Conteniendo la emoción, le apreté la mano y le pedí que me mirara. Y entonces
le dije:
-Ana, lo que usted
quiere es hacer el amor con su esposo. Y no me venga con eso de que ¿qué van a
hacer de malo? Porque es maravilloso que usted, setenta años después, siga
teniendo las mismas ganas de besar a ese hombre, de tocarlo, de acostarse con
él y que él también la desee a usted de esa manera. Y esas caricias, y su cara
sobre la piel de sus hombros, es el modo que encontraron de seguir haciéndolo a
esta edad. Pero déjeme decirle algo, Ana: ése es su derecho, hágalo valer.

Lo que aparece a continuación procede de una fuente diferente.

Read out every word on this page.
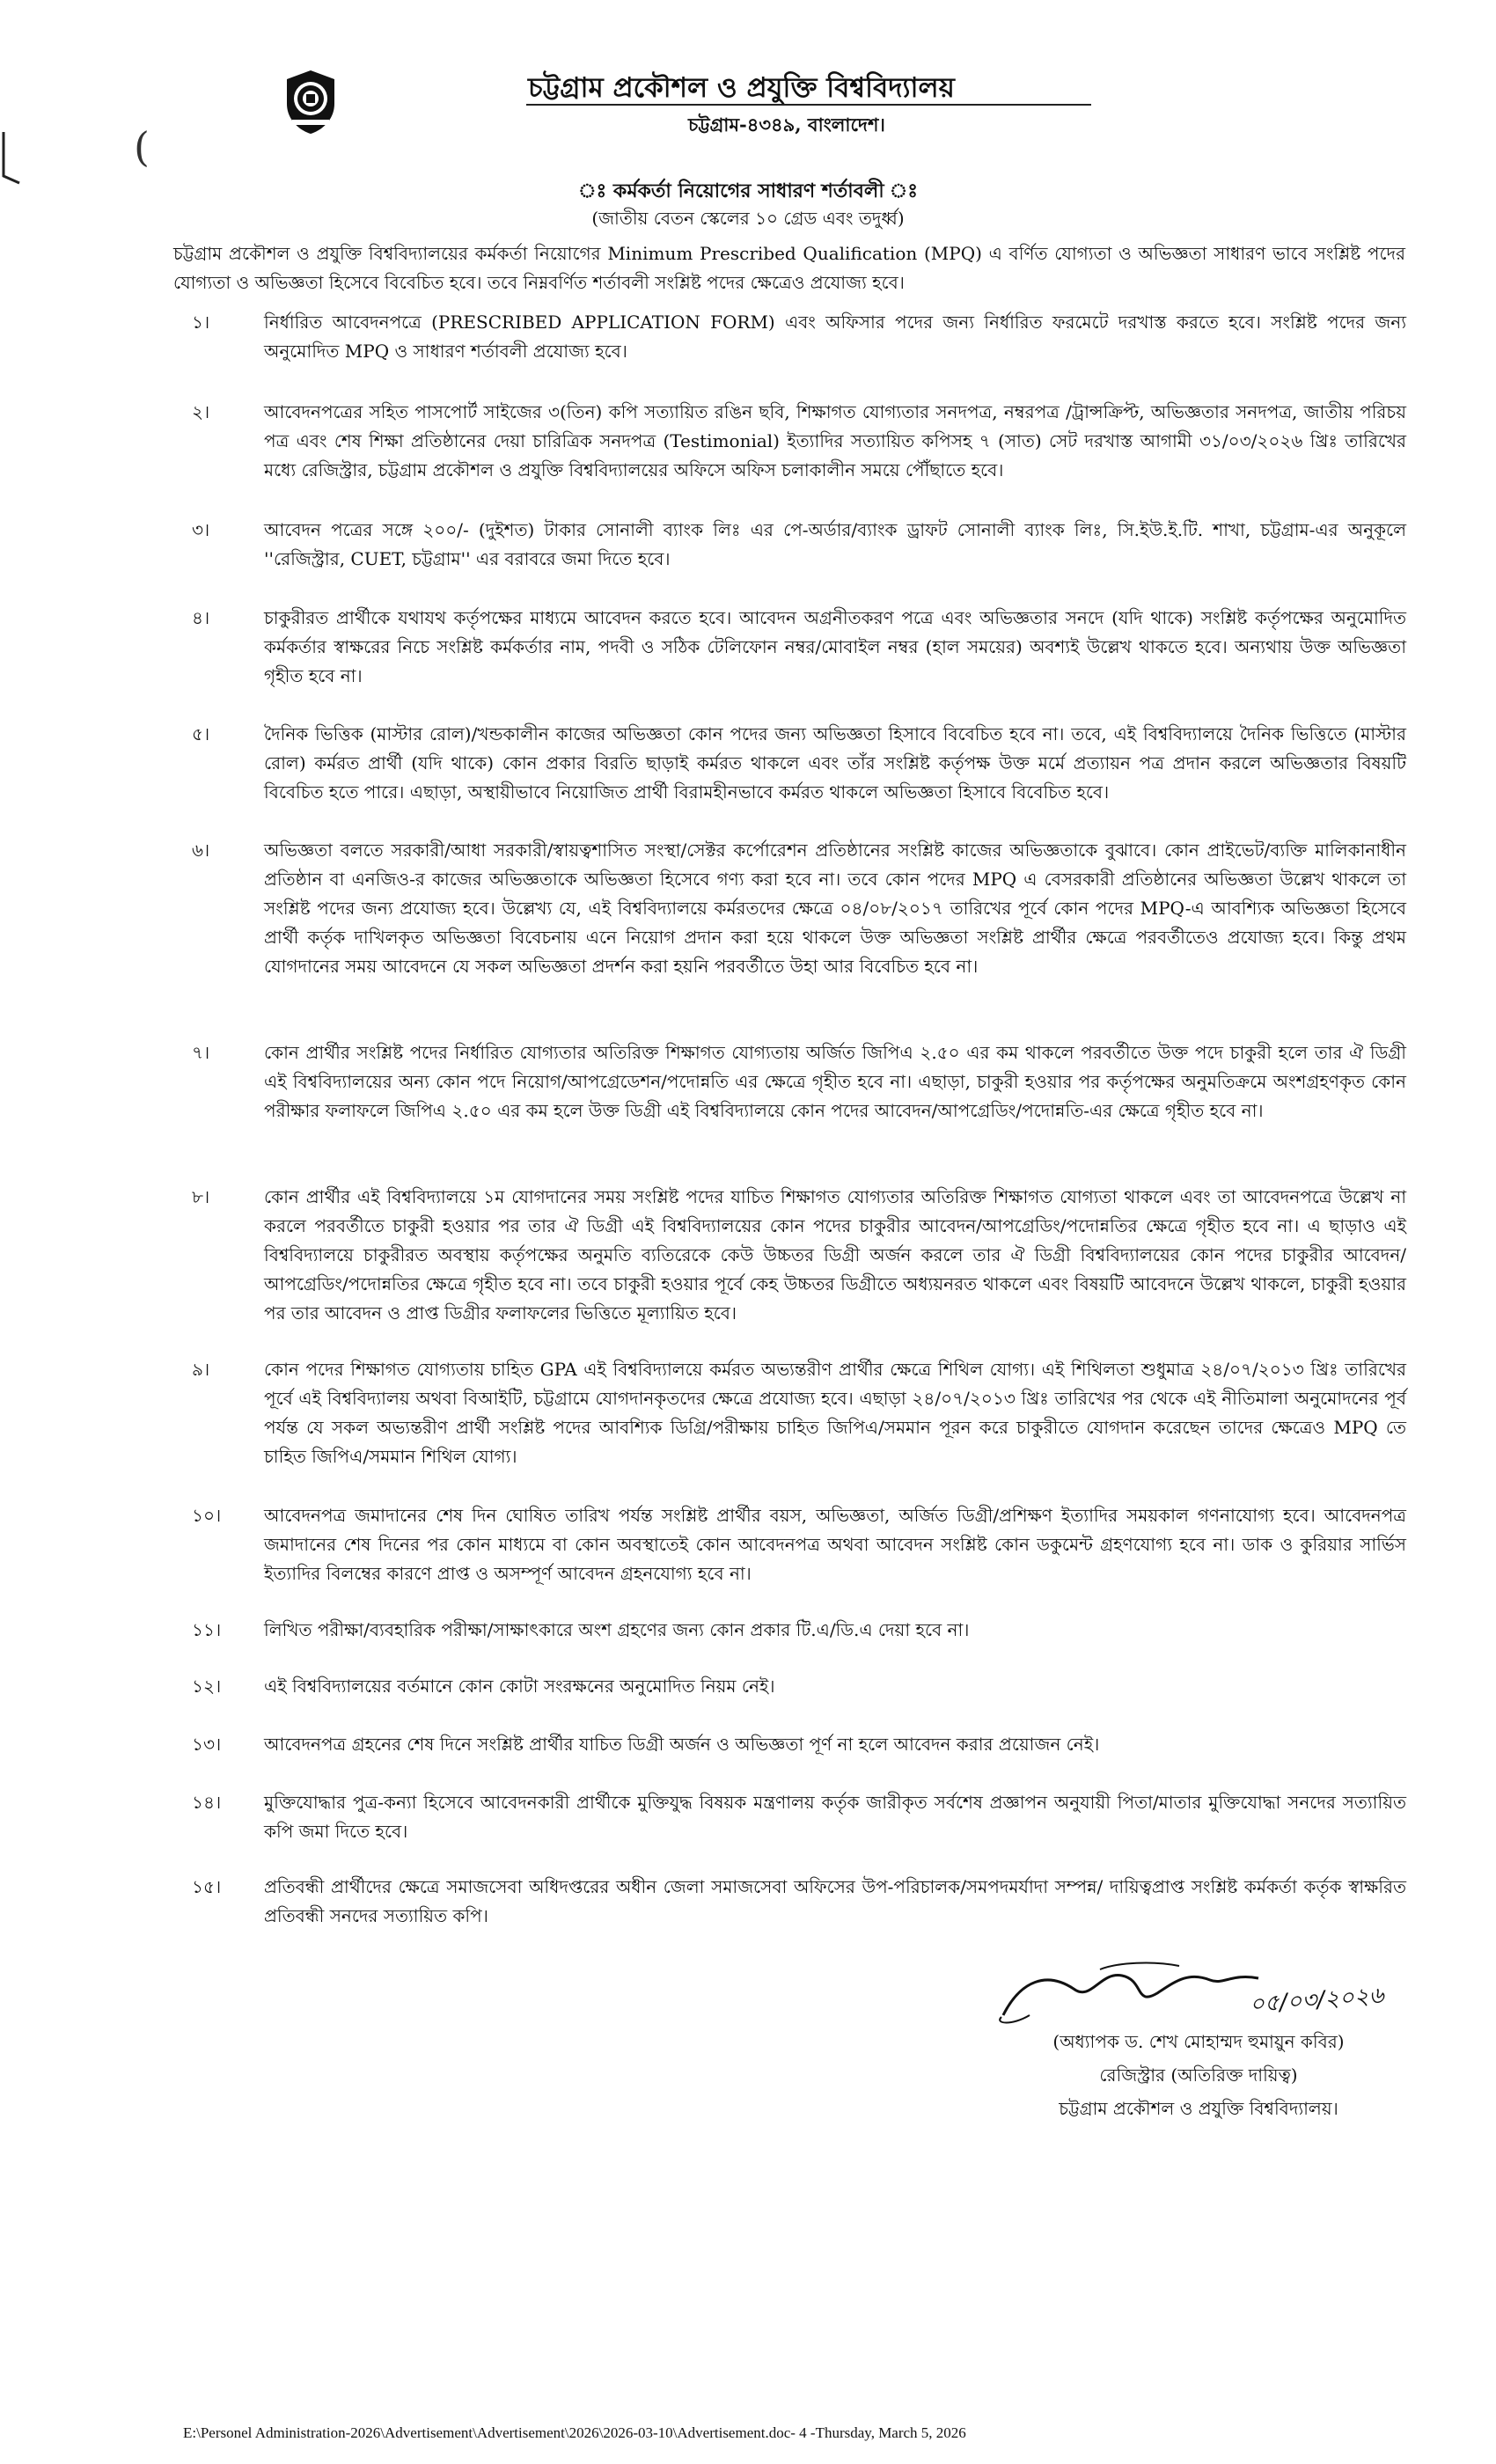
চট্টগ্রাম প্রকৌশল ও প্রযুক্তি বিশ্ববিদ্যালয়
চট্টগ্রাম-৪৩৪৯, বাংলাদেশ।
(
ঃ কর্মকর্তা নিয়োগের সাধারণ শর্তাবলী ঃ
(জাতীয় বেতন স্কেলের ১০ গ্রেড এবং তদুর্ধ্ব)
চট্টগ্রাম প্রকৌশল ও প্রযুক্তি বিশ্ববিদ্যালয়ের কর্মকর্তা নিয়োগের Minimum Prescribed Qualification (MPQ) এ বর্ণিত যোগ্যতা ও অভিজ্ঞতা সাধারণ ভাবে সংশ্লিষ্ট পদের যোগ্যতা ও অভিজ্ঞতা হিসেবে বিবেচিত হবে। তবে নিম্নবর্ণিত শর্তাবলী সংশ্লিষ্ট পদের ক্ষেত্রেও প্রযোজ্য হবে।
১।	নির্ধারিত আবেদনপত্রে (PRESCRIBED APPLICATION FORM) এবং অফিসার পদের জন্য নির্ধারিত ফরমেটে দরখাস্ত করতে হবে। সংশ্লিষ্ট পদের জন্য অনুমোদিত MPQ ও সাধারণ শর্তাবলী প্রযোজ্য হবে।
২।	আবেদনপত্রের সহিত পাসপোর্ট সাইজের ৩(তিন) কপি সত্যায়িত রঙিন ছবি, শিক্ষাগত যোগ্যতার সনদপত্র, নম্বরপত্র /ট্রান্সক্রিপ্ট, অভিজ্ঞতার সনদপত্র, জাতীয় পরিচয় পত্র এবং শেষ শিক্ষা প্রতিষ্ঠানের দেয়া চারিত্রিক সনদপত্র (Testimonial) ইত্যাদির সত্যায়িত কপিসহ ৭ (সাত) সেট দরখাস্ত আগামী ৩১/০৩/২০২৬ খ্রিঃ তারিখের মধ্যে রেজিস্ট্রার, চট্টগ্রাম প্রকৌশল ও প্রযুক্তি বিশ্ববিদ্যালয়ের অফিসে অফিস চলাকালীন সময়ে পৌঁছাতে হবে।
৩।	আবেদন পত্রের সঙ্গে ২০০/- (দুইশত) টাকার সোনালী ব্যাংক লিঃ এর পে-অর্ডার/ব্যাংক ড্রাফট সোনালী ব্যাংক লিঃ, সি.ইউ.ই.টি. শাখা, চট্টগ্রাম-এর অনুকূলে ''রেজিস্ট্রার, CUET, চট্টগ্রাম'' এর বরাবরে জমা দিতে হবে।
৪।	চাকুরীরত প্রার্থীকে যথাযথ কর্তৃপক্ষের মাধ্যমে আবেদন করতে হবে। আবেদন অগ্রনীতকরণ পত্রে এবং অভিজ্ঞতার সনদে (যদি থাকে) সংশ্লিষ্ট কর্তৃপক্ষের অনুমোদিত কর্মকর্তার স্বাক্ষরের নিচে সংশ্লিষ্ট কর্মকর্তার নাম, পদবী ও সঠিক টেলিফোন নম্বর/মোবাইল নম্বর (হাল সময়ের) অবশ্যই উল্লেখ থাকতে হবে। অন্যথায় উক্ত অভিজ্ঞতা গৃহীত হবে না।
৫।	দৈনিক ভিত্তিক (মাস্টার রোল)/খন্ডকালীন কাজের অভিজ্ঞতা কোন পদের জন্য অভিজ্ঞতা হিসাবে বিবেচিত হবে না। তবে, এই বিশ্ববিদ্যালয়ে দৈনিক ভিত্তিতে (মাস্টার রোল) কর্মরত প্রার্থী (যদি থাকে) কোন প্রকার বিরতি ছাড়াই কর্মরত থাকলে এবং তাঁর সংশ্লিষ্ট কর্তৃপক্ষ উক্ত মর্মে প্রত্যায়ন পত্র প্রদান করলে অভিজ্ঞতার বিষয়টি বিবেচিত হতে পারে। এছাড়া, অস্থায়ীভাবে নিয়োজিত প্রার্থী বিরামহীনভাবে কর্মরত থাকলে অভিজ্ঞতা হিসাবে বিবেচিত হবে।
৬।	অভিজ্ঞতা বলতে সরকারী/আধা সরকারী/স্বায়ত্বশাসিত সংস্থা/সেক্টর কর্পোরেশন প্রতিষ্ঠানের সংশ্লিষ্ট কাজের অভিজ্ঞতাকে বুঝাবে। কোন প্রাইভেট/ব্যক্তি মালিকানাধীন প্রতিষ্ঠান বা এনজিও-র কাজের অভিজ্ঞতাকে অভিজ্ঞতা হিসেবে গণ্য করা হবে না। তবে কোন পদের MPQ এ বেসরকারী প্রতিষ্ঠানের অভিজ্ঞতা উল্লেখ থাকলে তা সংশ্লিষ্ট পদের জন্য প্রযোজ্য হবে। উল্লেখ্য যে, এই বিশ্ববিদ্যালয়ে কর্মরতদের ক্ষেত্রে ০৪/০৮/২০১৭ তারিখের পূর্বে কোন পদের MPQ-এ আবশ্যিক অভিজ্ঞতা হিসেবে প্রার্থী কর্তৃক দাখিলকৃত অভিজ্ঞতা বিবেচনায় এনে নিয়োগ প্রদান করা হয়ে থাকলে উক্ত অভিজ্ঞতা সংশ্লিষ্ট প্রার্থীর ক্ষেত্রে পরবর্তীতেও প্রযোজ্য হবে। কিন্তু প্রথম যোগদানের সময় আবেদনে যে সকল অভিজ্ঞতা প্রদর্শন করা হয়নি পরবর্তীতে উহা আর বিবেচিত হবে না।
৭।	কোন প্রার্থীর সংশ্লিষ্ট পদের নির্ধারিত যোগ্যতার অতিরিক্ত শিক্ষাগত যোগ্যতায় অর্জিত জিপিএ ২.৫০ এর কম থাকলে পরবর্তীতে উক্ত পদে চাকুরী হলে তার ঐ ডিগ্রী এই বিশ্ববিদ্যালয়ের অন্য কোন পদে নিয়োগ/আপগ্রেডেশন/পদোন্নতি এর ক্ষেত্রে গৃহীত হবে না। এছাড়া, চাকুরী হওয়ার পর কর্তৃপক্ষের অনুমতিক্রমে অংশগ্রহণকৃত কোন পরীক্ষার ফলাফলে জিপিএ ২.৫০ এর কম হলে উক্ত ডিগ্রী এই বিশ্ববিদ্যালয়ে কোন পদের আবেদন/আপগ্রেডিং/পদোন্নতি-এর ক্ষেত্রে গৃহীত হবে না।
৮।	কোন প্রার্থীর এই বিশ্ববিদ্যালয়ে ১ম যোগদানের সময় সংশ্লিষ্ট পদের যাচিত শিক্ষাগত যোগ্যতার অতিরিক্ত শিক্ষাগত যোগ্যতা থাকলে এবং তা আবেদনপত্রে উল্লেখ না করলে পরবর্তীতে চাকুরী হওয়ার পর তার ঐ ডিগ্রী এই বিশ্ববিদ্যালয়ের কোন পদের চাকুরীর আবেদন/আপগ্রেডিং/পদোন্নতির ক্ষেত্রে গৃহীত হবে না। এ ছাড়াও এই বিশ্ববিদ্যালয়ে চাকুরীরত অবস্থায় কর্তৃপক্ষের অনুমতি ব্যতিরেকে কেউ উচ্চতর ডিগ্রী অর্জন করলে তার ঐ ডিগ্রী বিশ্ববিদ্যালয়ের কোন পদের চাকুরীর আবেদন/আপগ্রেডিং/পদোন্নতির ক্ষেত্রে গৃহীত হবে না। তবে চাকুরী হওয়ার পূর্বে কেহ উচ্চতর ডিগ্রীতে অধ্যয়নরত থাকলে এবং বিষয়টি আবেদনে উল্লেখ থাকলে, চাকুরী হওয়ার পর তার আবেদন ও প্রাপ্ত ডিগ্রীর ফলাফলের ভিত্তিতে মূল্যায়িত হবে।
৯।	কোন পদের শিক্ষাগত যোগ্যতায় চাহিত GPA এই বিশ্ববিদ্যালয়ে কর্মরত অভ্যন্তরীণ প্রার্থীর ক্ষেত্রে শিথিল যোগ্য। এই শিথিলতা শুধুমাত্র ২৪/০৭/২০১৩ খ্রিঃ তারিখের পূর্বে এই বিশ্ববিদ্যালয় অথবা বিআইটি, চট্টগ্রামে যোগদানকৃতদের ক্ষেত্রে প্রযোজ্য হবে। এছাড়া ২৪/০৭/২০১৩ খ্রিঃ তারিখের পর থেকে এই নীতিমালা অনুমোদনের পূর্ব পর্যন্ত যে সকল অভ্যন্তরীণ প্রার্থী সংশ্লিষ্ট পদের আবশ্যিক ডিগ্রি/পরীক্ষায় চাহিত জিপিএ/সমমান পূরন করে চাকুরীতে যোগদান করেছেন তাদের ক্ষেত্রেও MPQ তে চাহিত জিপিএ/সমমান শিথিল যোগ্য।
১০। আবেদনপত্র জমাদানের শেষ দিন ঘোষিত তারিখ পর্যন্ত সংশ্লিষ্ট প্রার্থীর বয়স, অভিজ্ঞতা, অর্জিত ডিগ্রী/প্রশিক্ষণ ইত্যাদির সময়কাল গণনাযোগ্য হবে। আবেদনপত্র জমাদানের শেষ দিনের পর কোন মাধ্যমে বা কোন অবস্থাতেই কোন আবেদনপত্র অথবা আবেদন সংশ্লিষ্ট কোন ডকুমেন্ট গ্রহণযোগ্য হবে না। ডাক ও কুরিয়ার সার্ভিস ইত্যাদির বিলম্বের কারণে প্রাপ্ত ও অসম্পূর্ণ আবেদন গ্রহনযোগ্য হবে না।
১১। লিখিত পরীক্ষা/ব্যবহারিক পরীক্ষা/সাক্ষাৎকারে অংশ গ্রহণের জন্য কোন প্রকার টি.এ/ডি.এ দেয়া হবে না।
১২। এই বিশ্ববিদ্যালয়ের বর্তমানে কোন কোটা সংরক্ষনের অনুমোদিত নিয়ম নেই।
১৩। আবেদনপত্র গ্রহনের শেষ দিনে সংশ্লিষ্ট প্রার্থীর যাচিত ডিগ্রী অর্জন ও অভিজ্ঞতা পূর্ণ না হলে আবেদন করার প্রয়োজন নেই।
১৪। মুক্তিযোদ্ধার পুত্র-কন্যা হিসেবে আবেদনকারী প্রার্থীকে মুক্তিযুদ্ধ বিষয়ক মন্ত্রণালয় কর্তৃক জারীকৃত সর্বশেষ প্রজ্ঞাপন অনুযায়ী পিতা/মাতার মুক্তিযোদ্ধা সনদের সত্যায়িত কপি জমা দিতে হবে।
১৫। প্রতিবন্ধী প্রার্থীদের ক্ষেত্রে সমাজসেবা অধিদপ্তরের অধীন জেলা সমাজসেবা অফিসের উপ-পরিচালক/সমপদমর্যাদা সম্পন্ন/ দায়িত্বপ্রাপ্ত সংশ্লিষ্ট কর্মকর্তা কর্তৃক স্বাক্ষরিত প্রতিবন্ধী সনদের সত্যায়িত কপি।
০৫/০৩/২০২৬
(অধ্যাপক ড. শেখ মোহাম্মদ হুমায়ুন কবির)
রেজিস্ট্রার (অতিরিক্ত দায়িত্ব)
চট্টগ্রাম প্রকৌশল ও প্রযুক্তি বিশ্ববিদ্যালয়।
E:\Personel Administration-2026\Advertisement\Advertisement\2026\2026-03-10\Advertisement.doc- 4 -Thursday, March 5, 2026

Pida, insista, moleste hasta conseguirlo. Y la abuela molestó. Recuerdo que el
director del geriátrico me llamó a su oficina para preguntarme: -¿Qué le
dijiste a la vieja?
-Nada- le dije haciéndome
el desentendido- ¿Por qué?
La
cuestión fue que con la asistente social del hogar en el que estaba su esposo,
nos propusimos encontrar un geriátrico mixto para que estuvieran juntos.
Corríamos contra reloj y lo sabíamos. Tardamos cuatro meses en encontrar uno.
Sé que, dicho así, parece poco tiempo. Pero cuatro meses cuando alguien tiene
más de noventa años, podía ser la diferencia entre la vida y la muerte. Además
ella estaba cada vez más deprimida y yo tenía mucho miedo de que no llegara.
Pero llegó.
Y el
día en el que se iba de nuestro geriátrico fui muy temprano para saludarla, y en
cuanto llegué, la cocinera me salió al cruce y me dijo: -No sabés. Desde las
seis de la mañana que la vieja está con la valija lista al lado de la puerta.
-Yo me reí.
Entonces fui a verla y le dije: -Anita, se me va. Y ella me miró emocionada y
me respondió: -Sí doctor... Me vuelvo a vivir con mi viejito. -Y se echó
en mis brazos llorando.
-Ana- le dije- Nunca me
voy a olvidar de usted. Y como habrán visto, no le
mentí.
Jamás me olvidé de ella,
porque aprendí a quererla y respetarla por su lucha, por la valentía con la que
defendió su deseo y porque gracias a esa vieja atorranta, pude comprobar que
todo lo que había estudiado y en lo que creía, era cierto: que es verdad que la
sexualidad nos acompaña hasta el último día y que se puede pelear por lo que se
quiere aunque se deje la vida en el intento. Y además, porque la abuela me dejó
la sensación de que, a pesar de todas las dificultades, cuando alguien quiere
sanamente y sus sentimientos son nobles, puede ser que enamorarse sea realmente
algo maravilloso y que el amor y el deseo puedan caminar juntos para siempre.